Supervised classification. Predict income bracket from purchase history features.
The same business goal can be framed as different ML problem types depending on how you define the output:
| Framing | ML Type | Label Format | Algorithm |
|---|---|---|---|
| Predict exact income value | Regression | $45,000 (numeric) | Linear Regression, XGBoost |
| Predict income bracket | Multi-class Classification | [Above, Within, Below] | Random Forest, XGBoost |
| Predict above/below threshold | Binary Classification | [Above, Below] $50K | Logistic Regression, XGBoost |
| Find income-similar groups | Clustering (Unsupervised) | No label needed | K-Means, DBSCAN |
The same business problem can be solved multiple ways.

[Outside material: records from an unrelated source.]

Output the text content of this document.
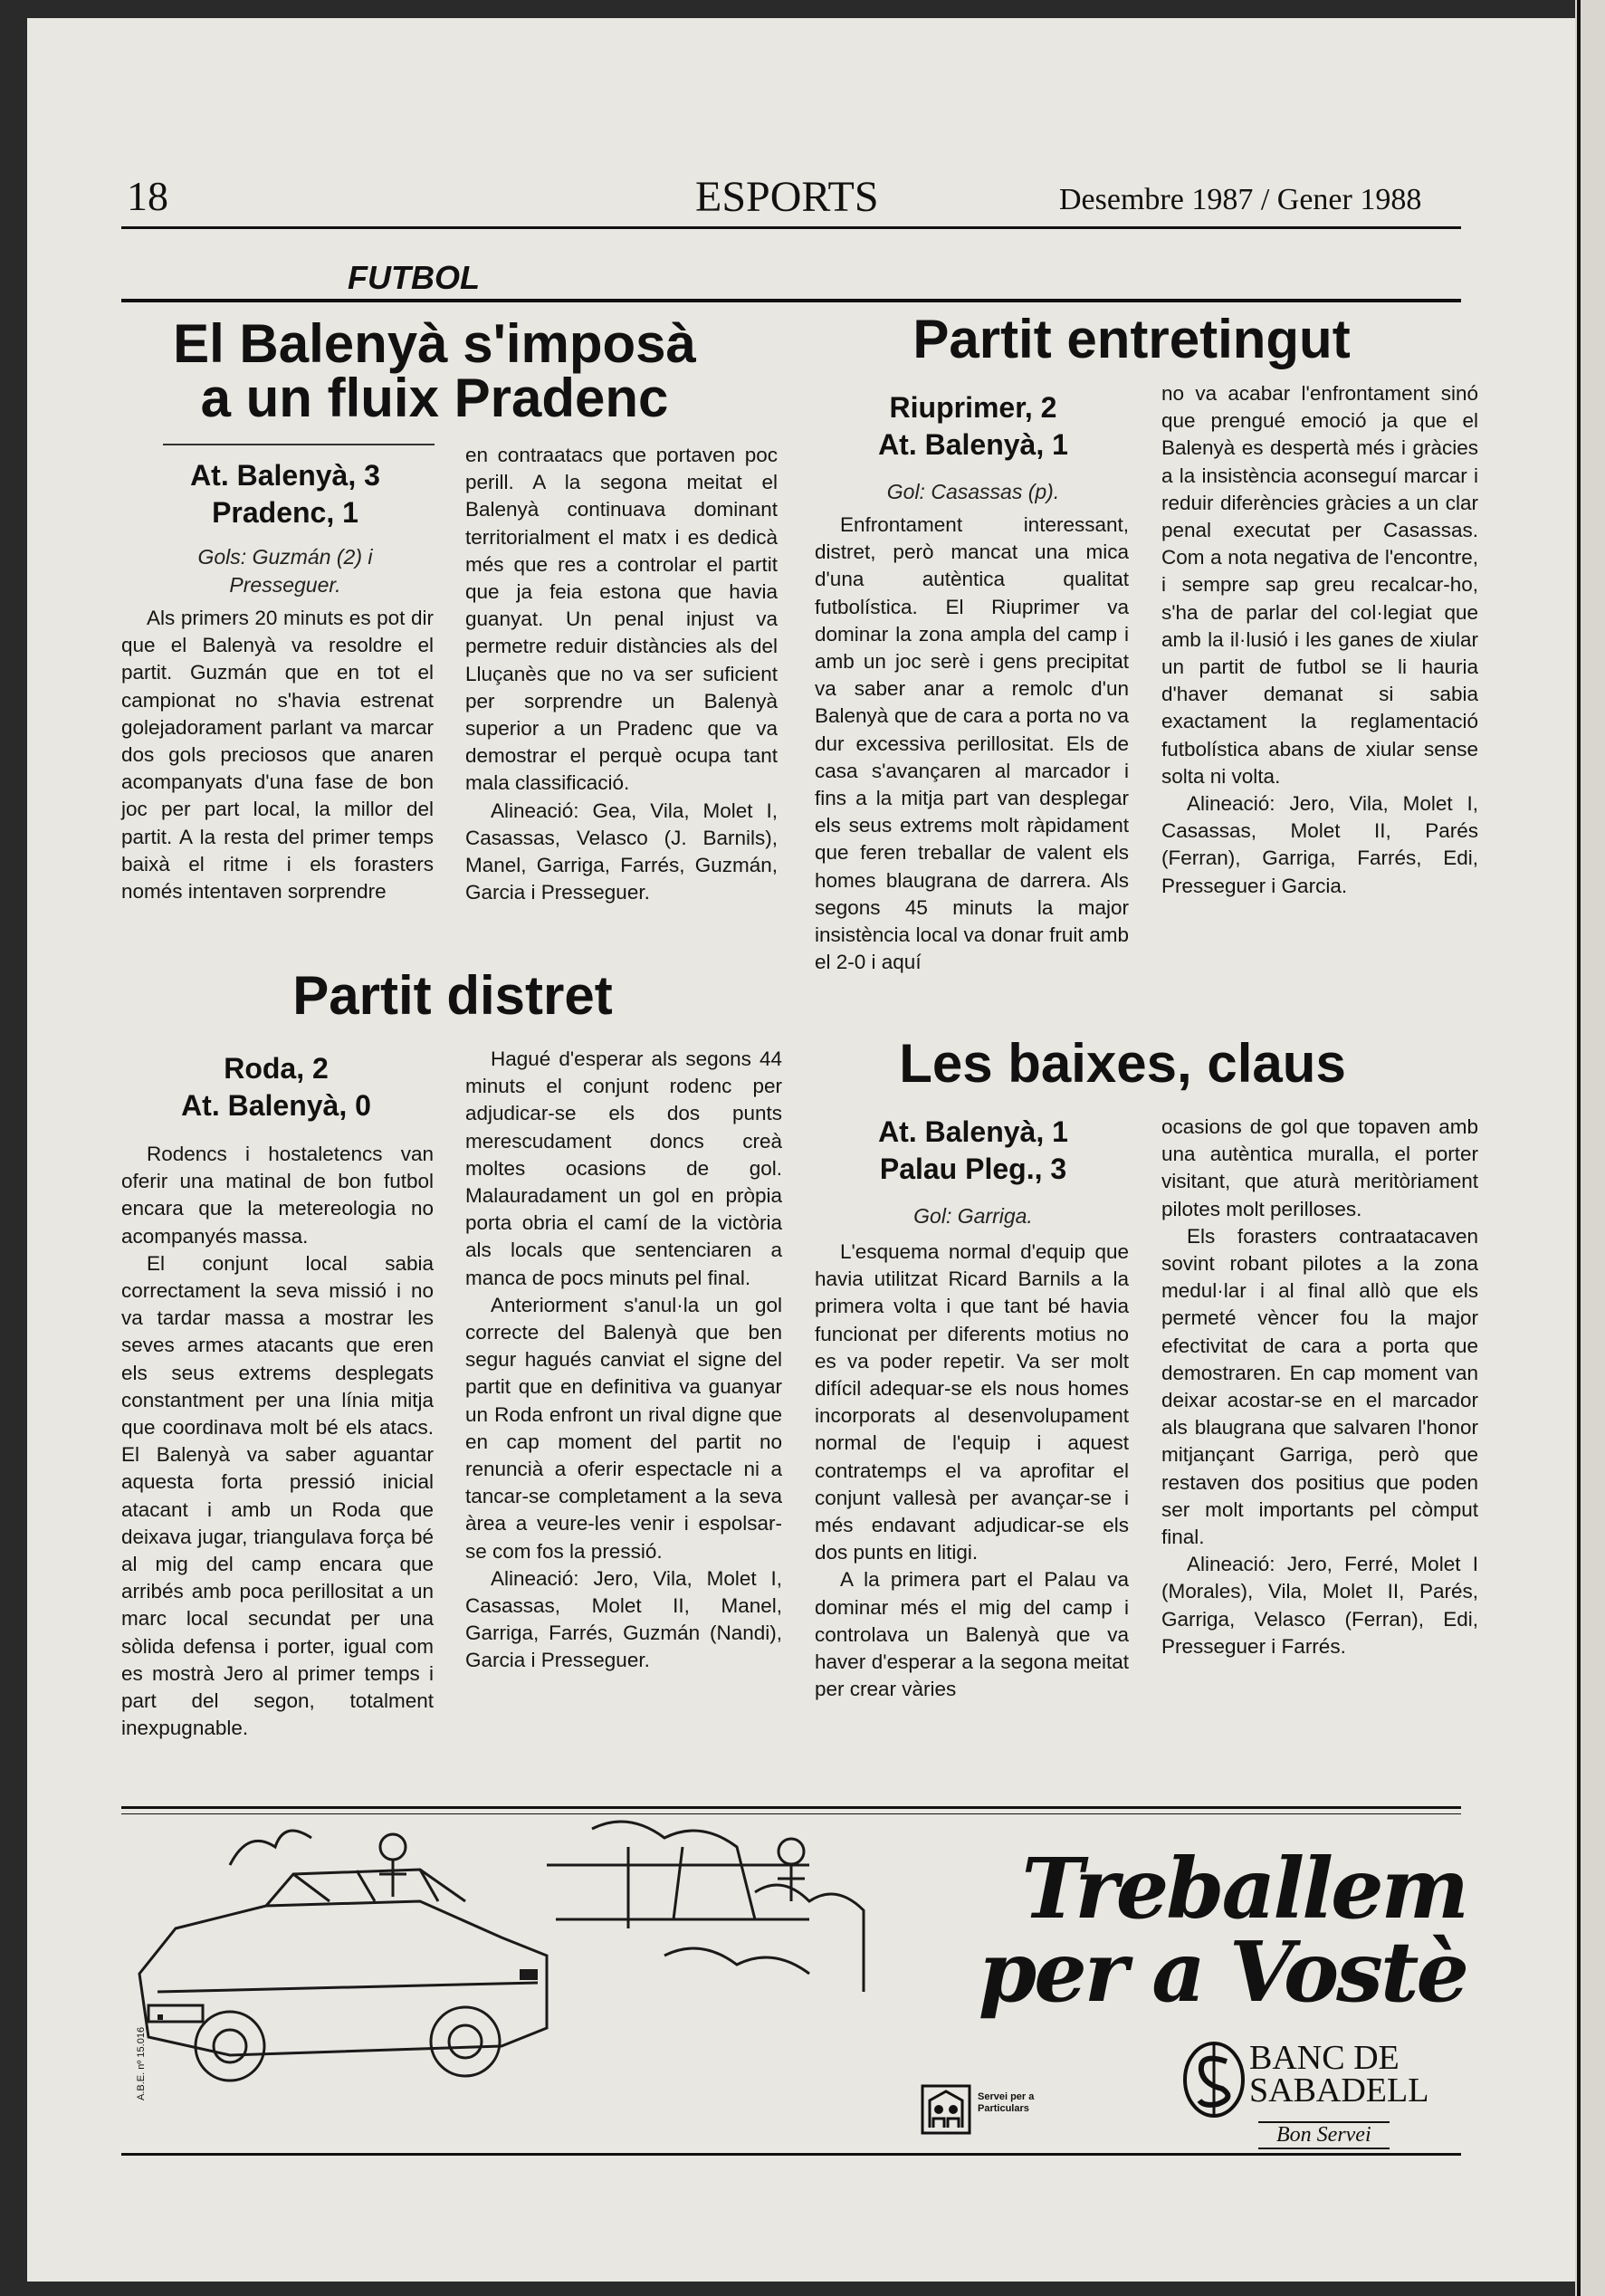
18	ESPORTS	Desembre 1987 / Gener 1988
FUTBOL
El Balenyà s'imposà
a un fluix Pradenc
At. Balenyà, 3
Pradenc, 1
Gols: Guzmán (2) i
Presseguer.

Als primers 20 minuts es pot dir que el Balenyà va resoldre el partit. Guzmán que en tot el campionat no s'havia estrenat golejadorament parlant va marcar dos gols preciosos que anaren acompanyats d'una fase de bon joc per part local, la millor del partit. A la resta del primer temps baixà el ritme i els forasters només intentaven sorprendre

en contraatacs que portaven poc perill. A la segona meitat el Balenyà continuava dominant territorialment el matx i es dedicà més que res a controlar el partit que ja feia estona que havia guanyat. Un penal injust va permetre reduir distàncies als del Lluçanès que no va ser suficient per sorprendre un Balenyà superior a un Pradenc que va demostrar el perquè ocupa tant mala classificació.

Alineació: Gea, Vila, Molet I, Casassas, Velasco (J. Barnils), Manel, Garriga, Farrés, Guzmán, Garcia i Presseguer.

Partit entretingut
Riuprimer, 2
At. Balenyà, 1
Gol: Casassas (p).

Enfrontament interessant, distret, però mancat una mica d'una autèntica qualitat futbolística. El Riuprimer va dominar la zona ampla del camp i amb un joc serè i gens precipitat va saber anar a remolc d'un Balenyà que de cara a porta no va dur excessiva perillositat. Els de casa s'avançaren al marcador i fins a la mitja part van desplegar els seus extrems molt ràpidament que feren treballar de valent els homes blaugrana de darrera. Als segons 45 minuts la major insistència local va donar fruit amb el 2-0 i aquí

no va acabar l'enfrontament sinó que prengué emoció ja que el Balenyà es despertà més i gràcies a la insistència aconseguí marcar i reduir diferències gràcies a un clar penal executat per Casassas. Com a nota negativa de l'encontre, i sempre sap greu recalcar-ho, s'ha de parlar del col·legiat que amb la il·lusió i les ganes de xiular un partit de futbol se li hauria d'haver demanat si sabia exactament la reglamentació futbolística abans de xiular sense solta ni volta.

Alineació: Jero, Vila, Molet I, Casassas, Molet II, Parés (Ferran), Garriga, Farrés, Edi, Presseguer i Garcia.

Partit distret
Roda, 2
At. Balenyà, 0

Rodencs i hostaletencs van oferir una matinal de bon futbol encara que la metereologia no acompanyés massa.

El conjunt local sabia correctament la seva missió i no va tardar massa a mostrar les seves armes atacants que eren els seus extrems desplegats constantment per una línia mitja que coordinava molt bé els atacs. El Balenyà va saber aguantar aquesta forta pressió inicial atacant i amb un Roda que deixava jugar, triangulava força bé al mig del camp encara que arribés amb poca perillositat a un marc local secundat per una sòlida defensa i porter, igual com es mostrà Jero al primer temps i part del segon, totalment inexpugnable.

Hagué d'esperar als segons 44 minuts el conjunt rodenc per adjudicar-se els dos punts merescudament doncs creà moltes ocasions de gol. Malauradament un gol en pròpia porta obria el camí de la victòria als locals que sentenciaren a manca de pocs minuts pel final.

Anteriorment s'anul·la un gol correcte del Balenyà que ben segur hagués canviat el signe del partit que en definitiva va guanyar un Roda enfront un rival digne que en cap moment del partit no renuncià a oferir espectacle ni a tancar-se completament a la seva àrea a veure-les venir i espolsar-se com fos la pressió.

Alineació: Jero, Vila, Molet I, Casassas, Molet II, Manel, Garriga, Farrés, Guzmán (Nandi), Garcia i Presseguer.

Les baixes, claus
At. Balenyà, 1
Palau Pleg., 3
Gol: Garriga.

L'esquema normal d'equip que havia utilitzat Ricard Barnils a la primera volta i que tant bé havia funcionat per diferents motius no es va poder repetir. Va ser molt difícil adequar-se els nous homes incorporats al desenvolupament normal de l'equip i aquest contratemps el va aprofitar el conjunt vallesà per avançar-se i més endavant adjudicar-se els dos punts en litigi.

A la primera part el Palau va dominar més el mig del camp i controlava un Balenyà que va haver d'esperar a la segona meitat per crear vàries

ocasions de gol que topaven amb una autèntica muralla, el porter visitant, que aturà meritòriament pilotes molt perilloses.

Els forasters contraatacaven sovint robant pilotes a la zona medul·lar i al final allò que els permeté vèncer fou la major efectivitat de cara a porta que demostraren. En cap moment van deixar acostar-se en el marcador als blaugrana que salvaren l'honor mitjançant Garriga, però que restaven dos positius que poden ser molt importants pel còmput final.

Alineació: Jero, Ferré, Molet I (Morales), Vila, Molet II, Parés, Garriga, Velasco (Ferran), Edi, Presseguer i Farrés.

A.B.E. nº 15.016
Treballem
per a Vostè
BANC DE
SABADELL
Bon Servei
Servei per a
Particulars
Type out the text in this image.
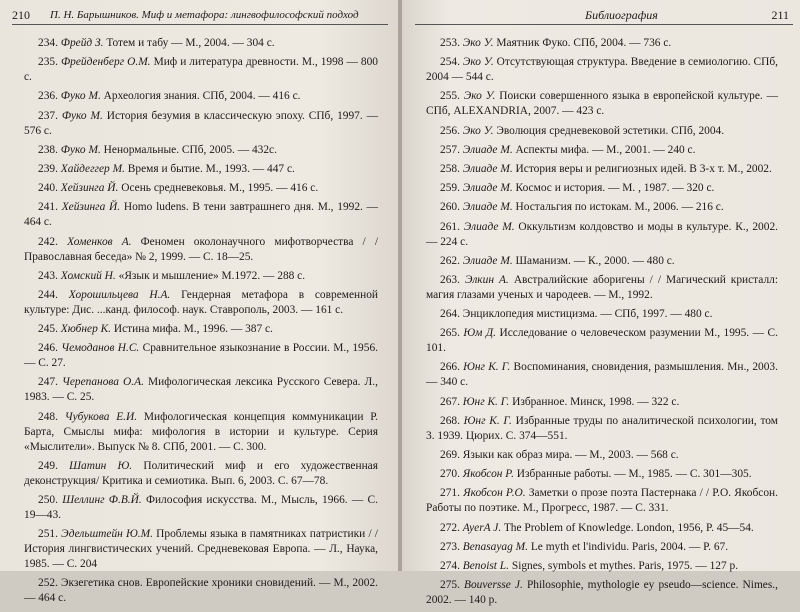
210 П. Н. Барышников. Миф и метафора: лингвофилософский подход

234. Фрейд З. Тотем и табу — М., 2004. — 304 с.

235. Фрейденберг О.М. Миф и литература древности. М., 1998 — 800 с.

236. Фуко М. Археология знания. СПб, 2004. — 416 с.

237. Фуко М. История безумия в классическую эпоху. СПб, 1997. — 576 с.

238. Фуко М. Ненормальные. СПб, 2005. — 432с.

239. Хайдеггер М. Время и бытие. М., 1993. — 447 с.

240. Хейзинга Й. Осень средневековья. М., 1995. — 416 с.

241. Хейзинга Й. Homo ludens. В тени завтрашнего дня. М., 1992. — 464 с.

242. Хоменков А. Феномен околонаучного мифотворчества / /Православная беседа» № 2, 1999. — С. 18—25.

243. Хомский Н. «Язык и мышление» М.1972. — 288 с.

244. Хорошильцева Н.А. Гендерная метафора в современной культуре: Дис. ...канд. философ. наук. Ставрополь, 2003. — 161 с.

245. Хюбнер К. Истина мифа. М., 1996. — 387 с.

246. Чемоданов Н.С. Сравнительное языкознание в России. М., 1956. — С. 27.

247. Черепанова О.А. Мифологическая лексика Русского Севера. Л., 1983. — С. 25.

248. Чубукова Е.И. Мифологическая концепция коммуникации Р. Барта, Смыслы мифа: мифология в истории и культуре. Серия «Мыслители». Выпуск № 8. СПб, 2001. — С. 300.

249. Шатин Ю. Политический миф и его художественная деконструкция/ Критика и семиотика. Вып. 6, 2003. С. 67—78.

250. Шеллинг Ф.В.Й. Философия искусства. М., Мысль, 1966. — С. 19—43.

251. Эдельштейн Ю.М. Проблемы языка в памятниках патристики / / История лингвистических учений. Средневековая Европа. — Л., Наука, 1985. — С. 204

252. Экзегетика снов. Европейские хроники сновидений. — М., 2002. — 464 с.

Библиография	211

253. Эко У. Маятник Фуко. СПб, 2004. — 736 с.

254. Эко У. Отсутствующая структура. Введение в семиологию. СПб, 2004 — 544 с.

255. Эко У. Поиски совершенного языка в европейской культуре. — СПб, ALEXANDRIA, 2007. — 423 с.

256. Эко У. Эволюция средневековой эстетики. СПб, 2004.

257. Элиаде М. Аспекты мифа. — М., 2001. — 240 с.

258. Элиаде М. История веры и религиозных идей. В 3-х т. М., 2002.

259. Элиаде М. Космос и история. — М. , 1987. — 320 с.

260. Элиаде М. Ностальгия по истокам. М., 2006. — 216 с.

261. Элиаде М. Оккультизм колдовство и моды в культуре. К., 2002. — 224 с.

262. Элиаде М. Шаманизм. — К., 2000. — 480 с.

263. Элкин А. Австралийские аборигены / / Магический кристалл: магия глазами ученых и чародеев. — М., 1992.

264. Энциклопедия мистицизма. — СПб, 1997. — 480 с.

265. Юм Д. Исследование о человеческом разумении М., 1995. — С. 101.

266. Юнг К. Г. Воспоминания, сновидения, размышления. Мн., 2003. — 340 с.

267. Юнг К. Г. Избранное. Минск, 1998. — 322 с.

268. Юнг К. Г. Избранные труды по аналитической психологии, том 3. 1939. Цюрих. С. 374—551.

269. Языки как образ мира. — М., 2003. — 568 с.

270. Якобсон Р. Избранные работы. — М., 1985. — С. 301—305.

271. Якобсон Р.О. Заметки о прозе поэта Пастернака / / Р.О. Якобсон. Работы по поэтике. М., Прогресс, 1987. — С. 331.

272. AyerA J. The Problem of Knowledge. London, 1956, P. 45—54.

273. Benasayag M. Le myth et l'individu. Paris, 2004. — P. 67.

274. Benoist L. Signes, symbols et mythes. Paris, 1975. — 127 p.

275. Bouversse J. Philosophie, mythologie eу pseudo—science. Nimes., 2002. — 140 p.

Binary classification (above/below threshold) is often the simplest starting point — it gives actionable results (“target this customer: yes/no”) with less complexity than regression or multi-class approaches.
After this module, you should be able to:
Understand algorithms, models, features, labels, training data, and how they relate to each other.
Identify whether a problem needs classification, regression, clustering, or deep learning.
Determine if ML is the right solution based on data availability, problem complexity, and business value.